The Turkish Statistical Institute (TÜİK) said on Oct. 5 that the country observed a 11.75 percent spike in September’s inflation levels from a year ago, while Johns Hopkins University expert Prof. Steve Hanke predicted that the real level is more than triple the official number.
TÜİK reported that inflation rose by 0.97 percent from July, 8.33 percent from December 2019, and an annual average of 11.47 percent; the September 2019 inflation level was at 9.26 percent.
TÜİK’s official data have been slammed over its credibility for a while, as Democracy and Progress Party (DEVA) leader and former Finance Minister Ali Babacan slammed unemployment numbers in June, where data showed an increase in the number of both unemployed and employed people.
September’s inflation level was surprising for falling below the prediction by state-run Anadolu Agency, where a group of 14 economists predicted annual average of 12.20 percent, which TÜİK said was 11.75 percent.

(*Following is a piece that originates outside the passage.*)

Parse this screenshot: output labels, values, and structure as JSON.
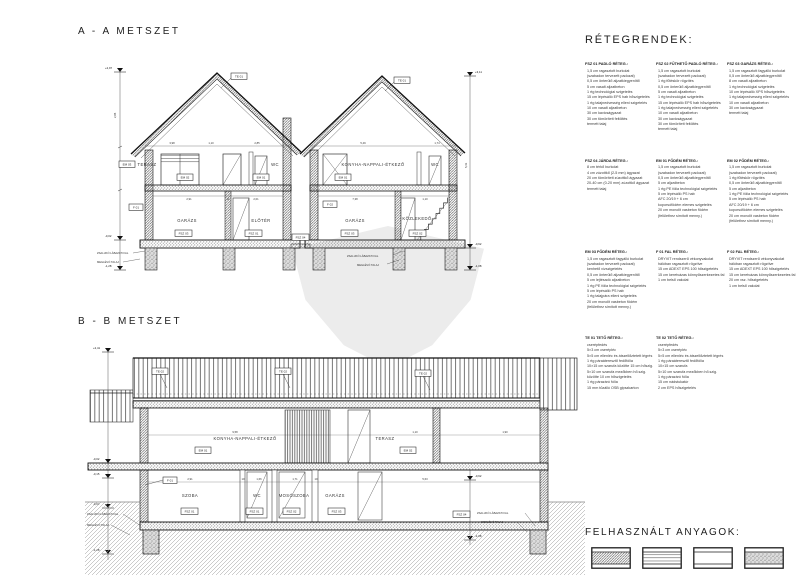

While the agency poll predicted a 1.38 percent increase in the Consumer Price Index (CPI), TÜİK noted the highest increase in the price of the baskets for consumer goods and services, health services and food and beverages.

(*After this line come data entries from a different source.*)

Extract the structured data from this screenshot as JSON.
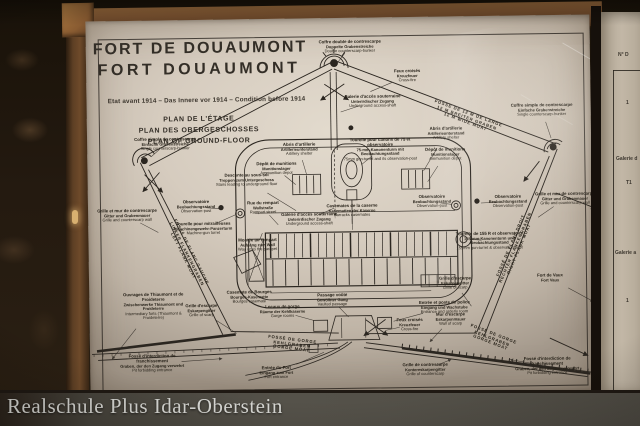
{
  "photo": {
    "caption": "Realschule Plus Idar-Oberstein"
  },
  "board": {
    "title_fr": "FORT DE DOUAUMONT",
    "title_de": "FORT DOUAUMONT",
    "subtitle": "Etat avant 1914  –  Das Innere vor 1914  –  Condition before 1914",
    "plan_line_fr": "PLAN DE L'ÉTAGE",
    "plan_line_de": "PLAN DES OBERGESCHOSSES",
    "plan_line_en": "PLAN OF GROUND-FLOOR"
  },
  "colors": {
    "panel": "#d6ccbf",
    "ink": "#2b2620",
    "wood": "#7a5230",
    "band": "#504d45",
    "caption_text": "#d8d8d4"
  },
  "side_panel": {
    "fragments": [
      {
        "t": "N° D",
        "x": 18,
        "y": 40
      },
      {
        "t": "1",
        "x": 26,
        "y": 88
      },
      {
        "t": "Galerie d",
        "x": 16,
        "y": 144
      },
      {
        "t": "T1",
        "x": 26,
        "y": 168
      },
      {
        "t": "Galerie a",
        "x": 15,
        "y": 238
      },
      {
        "t": "1",
        "x": 26,
        "y": 286
      }
    ]
  },
  "plan": {
    "ink": "#2b2620",
    "labels": [
      {
        "fr": "Coffre double de contrescarpe",
        "de": "Doppelte Grabenstreiche",
        "en": "Double counterscarp-bunker",
        "x": 352,
        "y": 47,
        "tx": 340,
        "ty": 62
      },
      {
        "fr": "Feux croisés",
        "de": "Kreuzfeuer",
        "en": "Cross-fire",
        "x": 409,
        "y": 77,
        "tx": 372,
        "ty": 92
      },
      {
        "fr": "Galerie d'accès souterraine",
        "de": "Unterirdischer Zugang",
        "en": "Underground access-shaft",
        "x": 374,
        "y": 102,
        "tx": 342,
        "ty": 112
      },
      {
        "fr": "FOSSÉ DE 12 M DE LARGE",
        "de": "12 M BREITER GRABEN",
        "en": "12 M WIDE MOAT",
        "x": 468,
        "y": 120,
        "rot": 21
      },
      {
        "fr": "Coffre simple de contrescarpe",
        "de": "Einfache Grabenstreiche",
        "en": "Single counterscarp-bunker",
        "x": 166,
        "y": 142,
        "tx": 152,
        "ty": 154
      },
      {
        "fr": "Coffre simple de contrescarpe",
        "de": "Einfache Grabenstreiche",
        "en": "Single counterscarp-bunker",
        "x": 543,
        "y": 113,
        "tx": 552,
        "ty": 141
      },
      {
        "fr": "Descente au sous-sol",
        "de": "Treppen zum Untergeschoss",
        "en": "Stairs leading to underground floor",
        "x": 247,
        "y": 179,
        "tx": 296,
        "ty": 210
      },
      {
        "fr": "Observatoire",
        "de": "Beobachtungsstand",
        "en": "Observation-post",
        "x": 196,
        "y": 205,
        "tx": 219,
        "ty": 207
      },
      {
        "fr": "Tourelle pour mitrailleuses",
        "de": "Maschinengewehr-Panzerturm",
        "en": "Machine-gun turret",
        "x": 203,
        "y": 227,
        "tx": 236,
        "ty": 213
      },
      {
        "fr": "Abris d'artillerie",
        "de": "Artillerieunterstand",
        "en": "Artillery shelter",
        "x": 300,
        "y": 149,
        "tx": 307,
        "ty": 174
      },
      {
        "fr": "Dépôt de munitions",
        "de": "Munitionslager",
        "en": "Ammunition depot",
        "x": 277,
        "y": 168,
        "tx": 296,
        "ty": 184
      },
      {
        "fr": "Tourelle pour canons de 75 et observatoire",
        "de": "75-mm-Kanonenturm mit Beobachtungsstand",
        "en": "75mm gun-turret and its observation-post",
        "x": 381,
        "y": 150,
        "tx": 362,
        "ty": 165
      },
      {
        "fr": "Abris d'artillerie",
        "de": "Artillerieunterstand",
        "en": "Artillery shelter",
        "x": 447,
        "y": 135,
        "tx": 424,
        "ty": 172
      },
      {
        "fr": "Dépôt de munitions",
        "de": "Munitionslager",
        "en": "Ammunition depot",
        "x": 446,
        "y": 156,
        "tx": 428,
        "ty": 183
      },
      {
        "fr": "Observatoire",
        "de": "Beobachtungsstand",
        "en": "Observation-post",
        "x": 432,
        "y": 203,
        "tx": 452,
        "ty": 206
      },
      {
        "fr": "Observatoire",
        "de": "Beobachtungsstand",
        "en": "Observation-post",
        "x": 508,
        "y": 204,
        "tx": 481,
        "ty": 205
      },
      {
        "fr": "Grille et mur de contrescarpe",
        "de": "Gitter und Grabenmauer",
        "en": "Grille and counterscarp wall",
        "x": 127,
        "y": 213,
        "tx": 158,
        "ty": 230
      },
      {
        "fr": "Grille et mur de contrescarpe",
        "de": "Gitter und Grabenmauer",
        "en": "Grille and counterscarp wall",
        "x": 565,
        "y": 202,
        "tx": 538,
        "ty": 220
      },
      {
        "fr": "FOSSÉ DE FLANC GAUCHE",
        "de": "LINKER FLANKENGRABEN",
        "en": "LEFT FLANK MOAT",
        "x": 186,
        "y": 252,
        "rot": 64
      },
      {
        "fr": "FOSSÉ DE FLANC DROIT",
        "de": "RECHTER FLANKENGRABEN",
        "en": "RIGHT FLANK MOAT",
        "x": 515,
        "y": 250,
        "rot": -66
      },
      {
        "fr": "Tourelle de 155 R et observatoire",
        "de": "155-mm-Kanonenturm und Beobachtungsstand",
        "en": "155mm gun-turret & observation-post",
        "x": 489,
        "y": 243,
        "tx": 470,
        "ty": 241
      },
      {
        "fr": "Rue du rempart",
        "de": "Wallstraße",
        "en": "Rampart street",
        "x": 263,
        "y": 207,
        "tx": 278,
        "ty": 224
      },
      {
        "fr": "Galerie d'accès souterraine",
        "de": "Unterirdischer Zugang",
        "en": "Underground access-shaft",
        "x": 309,
        "y": 219,
        "tx": 334,
        "ty": 208
      },
      {
        "fr": "Casemates de la caserne",
        "de": "Kasematten der Kaserne",
        "en": "Barracks casemates",
        "x": 352,
        "y": 211,
        "tx": 352,
        "ty": 230
      },
      {
        "fr": "Montée au rempart",
        "de": "Aufgang zum Wall",
        "en": "Way up to the parapet",
        "x": 257,
        "y": 244,
        "tx": 262,
        "ty": 232
      },
      {
        "fr": "Casemate de Bourges",
        "de": "Bourges-Kasematte",
        "en": "Bourges casemate",
        "x": 248,
        "y": 296,
        "tx": 246,
        "ty": 268
      },
      {
        "fr": "Locaux de gorge",
        "de": "Räume der Kehlkaserne",
        "en": "Gorge rooms",
        "x": 281,
        "y": 311,
        "tx": 312,
        "ty": 320
      },
      {
        "fr": "Passage voûté",
        "de": "Gewölbter Gang",
        "en": "Vaulted passage",
        "x": 331,
        "y": 300,
        "tx": 347,
        "ty": 317
      },
      {
        "fr": "Feux croisés",
        "de": "Kreuzfeuer",
        "en": "Cross-fire",
        "x": 408,
        "y": 326,
        "tx": 384,
        "ty": 331
      },
      {
        "fr": "Entrée et poste de police",
        "de": "Eingang und Wachstube",
        "en": "Entrance and orderly room",
        "x": 443,
        "y": 309,
        "tx": 392,
        "ty": 322
      },
      {
        "fr": "FOSSÉ DE GORGE",
        "de": "KEHLGRABEN",
        "en": "GORGE MOAT",
        "x": 290,
        "y": 344,
        "rot": 8
      },
      {
        "fr": "FOSSÉ DE GORGE",
        "de": "KEHLGRABEN",
        "en": "GORGE MOAT",
        "x": 490,
        "y": 341,
        "rot": 22
      },
      {
        "fr": "Entrée du Fort",
        "de": "Eingang zum Fort",
        "en": "Fort entrance",
        "x": 274,
        "y": 372,
        "tx": 322,
        "ty": 352
      },
      {
        "fr": "Fossé d'interdiction de franchissement",
        "de": "Graben, der den Zugang verwehrt",
        "en": "Pit forbidding entrance",
        "x": 150,
        "y": 361,
        "tx": 220,
        "ty": 357,
        "arrow": true
      },
      {
        "fr": "Fossé d'interdiction de franchissement",
        "de": "Graben, der den Zugang verwehrt",
        "en": "Pit forbidding entrance",
        "x": 545,
        "y": 369,
        "tx": 508,
        "ty": 362,
        "arrow": true
      },
      {
        "fr": "Grille d'escarpe",
        "de": "Eskarpengitter",
        "en": "Grille of scarp",
        "x": 200,
        "y": 309,
        "tx": 235,
        "ty": 332
      },
      {
        "fr": "Grille d'escarpe",
        "de": "Eskarpengitter",
        "en": "Grille of scarp",
        "x": 454,
        "y": 285,
        "tx": 470,
        "ty": 308
      },
      {
        "fr": "Mur d'escarpe",
        "de": "Eskarpenmauer",
        "en": "Wall of scarp",
        "x": 449,
        "y": 321,
        "tx": 428,
        "ty": 343,
        "arrow": true
      },
      {
        "fr": "Grille de contrescarpe",
        "de": "Kontereskarpengitter",
        "en": "Grille of counterscarp",
        "x": 423,
        "y": 371,
        "tx": 449,
        "ty": 361,
        "arrow": true
      },
      {
        "fr": "Fort de Vaux",
        "de": "Fort Vaux",
        "en": "",
        "x": 549,
        "y": 281,
        "tx": 592,
        "ty": 305,
        "arrow": true
      },
      {
        "fr": "Ouvrages de Thiaumont et de Froideterre",
        "de": "Zwischenwerke Thiaumont und Froideterre",
        "en": "Intermediary forts (Thiaumont & Froideterre)",
        "x": 152,
        "y": 304,
        "tx": 110,
        "ty": 356,
        "arrow": true
      }
    ]
  }
}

The September CPI observed an increase in 314 consumer goods, an overwhelming majority of the 418 products included, while only 62 products observed a drop in prices.

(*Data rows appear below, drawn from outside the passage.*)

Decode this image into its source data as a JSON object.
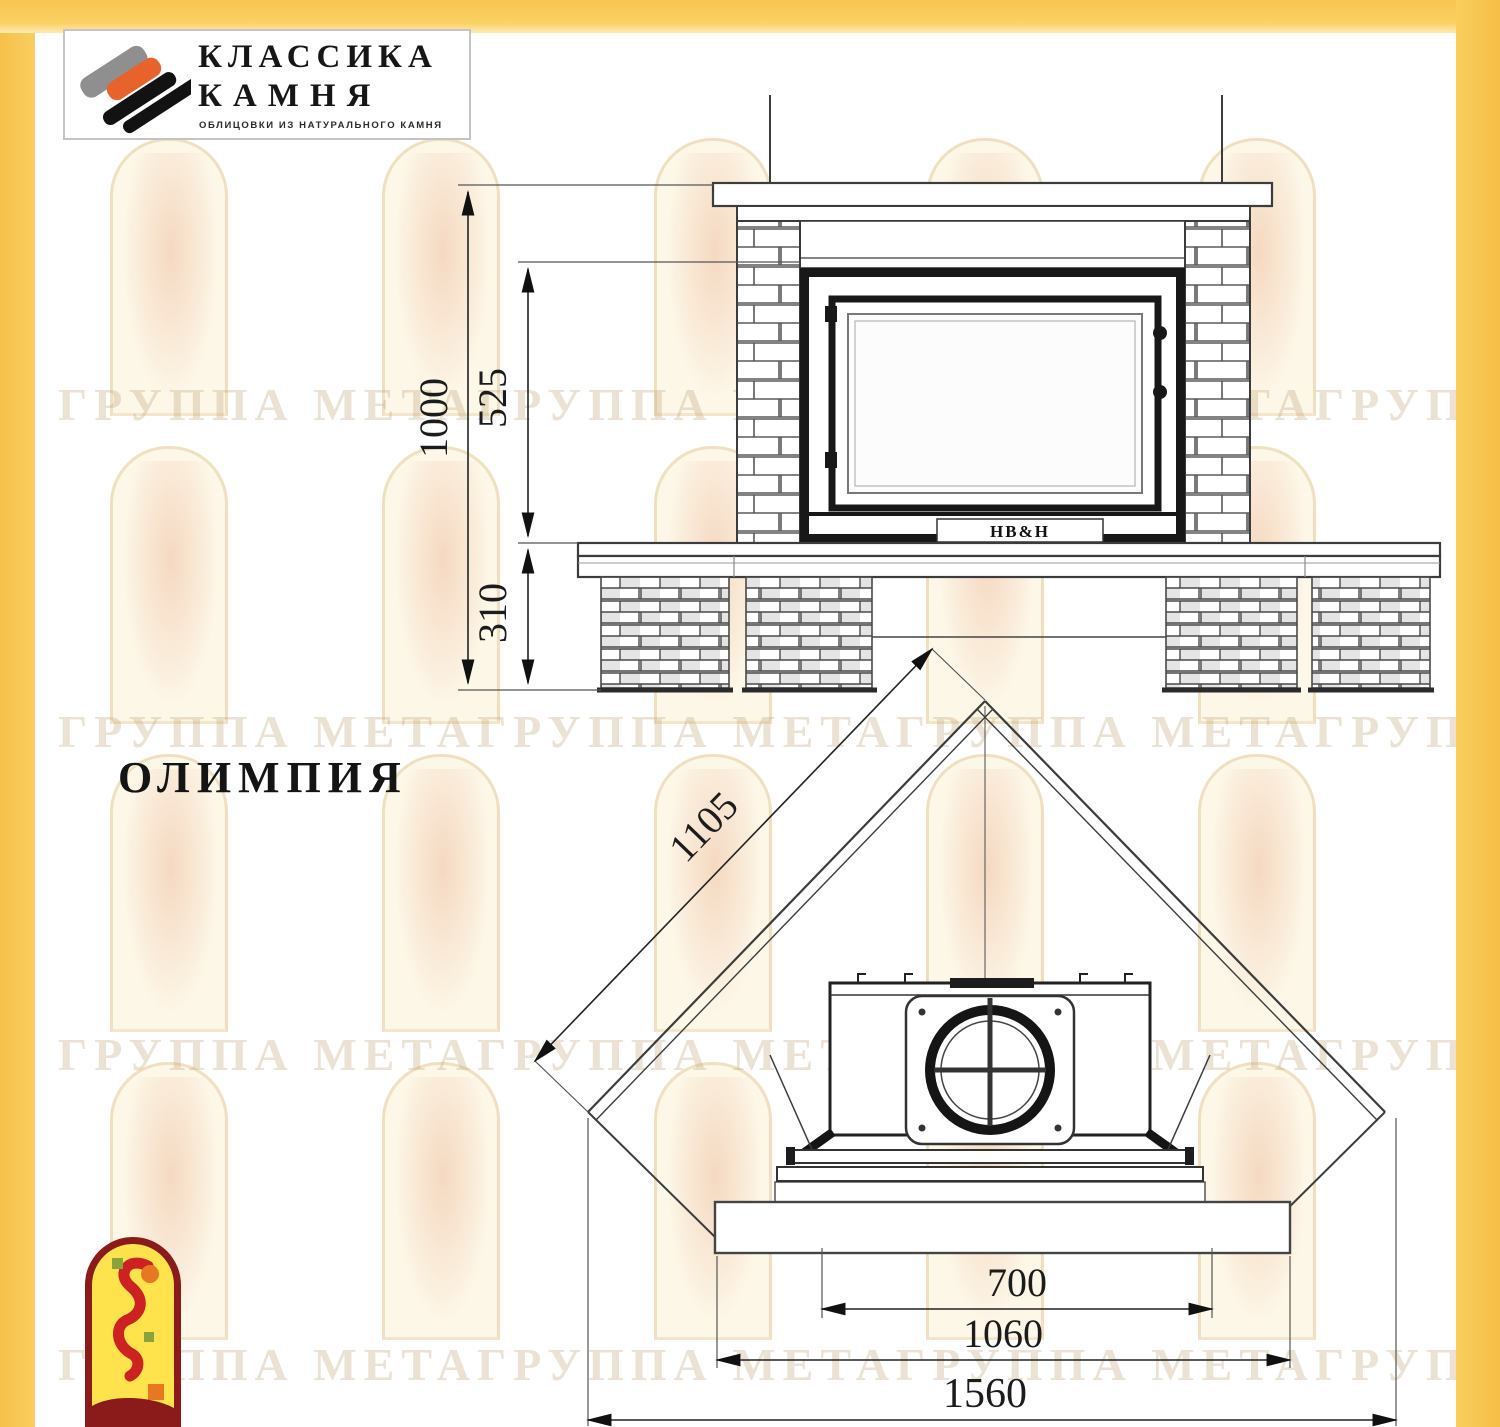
{
  "branding": {
    "logo_title_line1": "КЛАССИКА",
    "logo_title_line2": "КАМНЯ",
    "logo_subtitle": "ОБЛИЦОВКИ ИЗ НАТУРАЛЬНОГО КАМНЯ"
  },
  "model": {
    "name": "ОЛИМПИЯ"
  },
  "front_view": {
    "dims": {
      "total_height": "1000",
      "firebox_height": "525",
      "base_height": "310"
    },
    "insert_brand": "НВ&Н"
  },
  "plan_view": {
    "dims": {
      "side_diagonal": "1105",
      "opening_width": "700",
      "hearth_width": "1060",
      "overall_width": "1560"
    }
  },
  "watermark": {
    "row_text": "ГРУППА МЕТАГРУППА МЕТАГРУППА МЕТАГРУППА МЕТА"
  },
  "colors": {
    "frame_yellow": "#F7C857",
    "logo_orange": "#E8622B",
    "mascot_red": "#8B1A1A",
    "line_dark": "#3C3C3C"
  }
}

While communication took the smallest hit from the rise in inflation levels, clothing and education were also less affected by the fluctuation in the lira’s value.
Meanwhile, all production industries observed increase in prices, except for natural gas and electricity.
Johns Hopkins University Prof. Steve Hanke tweeted on Oct. 5 that he used exchange rate and purchasing power parity (PPP) data to calculate an annual average of 37.97 percent the same day TÜİK released a number less than a third.
The professor had previously said that the Turkish Central Bank’s “inflation measures are often way off.”
Meanwhile, Turkish economist Prof. Veysel Ulusoy tweeted that “the public were questioning inflation numbers” while economist Mustafa Sönmez noted that even the lower official numbers are concerning.
“TÜİK’s inflation numbers are not satisfactory for anyone, that’s clear. But have we seen wage increases and pension raises to compensate for 11.5 percent?” Sönmez said.
“This inflation is pushing people into poverty in this country of 14 million unemployed workers.”